J-Lo entered the stage on a stripper pole, wearing leather chaps that gave way to a bedazzled, barely there bodysuit, while Shakira’s already tiny outfit shrank as the night went on. But the singers had to navigate more than quick costume changes and shifting sets: They were performing their way through a thorny set of norms.
Both women looked astonishingly good for their respective ages, which are 50 and 43. More importantly, they both have to look the way they do if they want to keep making a living in the same way. The unholy union between sexism and capitalism means that women in the entertainment business are expected to maintain and display their bodies to a truly preposterous degree.
Few men — those who play increasingly ripped and depilated superheroes excepted — are expected to rise to the same level. Reggaeton stars J Balvin and Bad Bunny, who accompanied J-Lo and Shakira onstage, certainly didn’t. Underneath their baggy track pants and trench coats, they might have been cut, chubby or anything in between.
One of Shakira and J-Lo’s shared gifts as performers is the ability to come across as commanding up on that enormous stage.

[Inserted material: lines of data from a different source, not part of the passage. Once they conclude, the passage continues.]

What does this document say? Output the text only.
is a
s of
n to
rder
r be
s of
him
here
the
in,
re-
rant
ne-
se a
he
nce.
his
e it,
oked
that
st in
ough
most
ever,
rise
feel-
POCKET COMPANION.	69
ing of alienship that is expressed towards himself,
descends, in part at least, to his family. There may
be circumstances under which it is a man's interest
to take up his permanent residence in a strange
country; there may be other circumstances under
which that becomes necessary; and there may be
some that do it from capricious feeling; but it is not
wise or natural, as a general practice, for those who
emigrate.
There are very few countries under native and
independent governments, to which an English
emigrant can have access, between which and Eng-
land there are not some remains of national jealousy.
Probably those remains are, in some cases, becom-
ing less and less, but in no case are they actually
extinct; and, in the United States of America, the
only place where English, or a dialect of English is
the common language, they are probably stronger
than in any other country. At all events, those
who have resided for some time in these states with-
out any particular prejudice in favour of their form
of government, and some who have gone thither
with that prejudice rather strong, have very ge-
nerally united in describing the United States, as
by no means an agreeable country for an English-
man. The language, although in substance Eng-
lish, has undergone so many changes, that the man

But you only get to present yourself as that free in front of an audience that big if you’ve already reshaped yourself to become what the audience wants to consume. And that appearance of liberation is constantly at risk. The ghost of Janet Jackson, whose 2004 “wardrobe malfunction” at the hands of Justin Timberlake effectively made her a pariah in the music business, haunts every female performer at a Super Bowl show.
Shakira’s and J-Lo’s costumes stayed firmly in place. But Fox seemed determine to remove all mystery anyway, aiming cameras at their crotches so frequently that I actually lost count. The network’s fixation seemed to take inspiration from Bruce Springsteen’s fly-first slide at the camera during the Super Bowl halftime show in 2009. Then, Springsteen’s sudden genital takeover of America’s television screens felt like a boyish act of exuberance. This time, Fox’s crotch fixation brought on a case of mild moral panic.
Given this thicket of seemingly incompatible truths, the easy way out is to complain that the halftime show was obscene, the opposite of family-friendly, proof of the corruption of American mass culture. If you can condemn the entire enterprise, you’re not obligated to work your way through the mess at the heart of it, much less to accept that you’re going to have to live with certain hypocrisies.
But sometimes the only way — and the more fun way — out of a mess is through it. If you’re inevitably going to be valued based on your body, might as well make a whole lot of money off the one you’ve got. If you’re inevitably going to be characterized as a whore or a Madonna, why not insist on the best of both, as J-Lo did when she alternated between working a stripper pole and delivering a moving duet with her daughter? If beauty standards aren’t going to be dismantled in a day, might as well enjoy the women whose discipline at maintaining their physiques makes the men look like slackers by comparison.
Women like Shakira and J-Lo have found a way to survive these double standards and turn the competing imperatives to their own advantage. But that doesn’t mean that the deal is good. It just means women are resilient — too resilient to give in to the sexism of a system that demands women make a living off their bodies and then blames them for giving the market what it demands.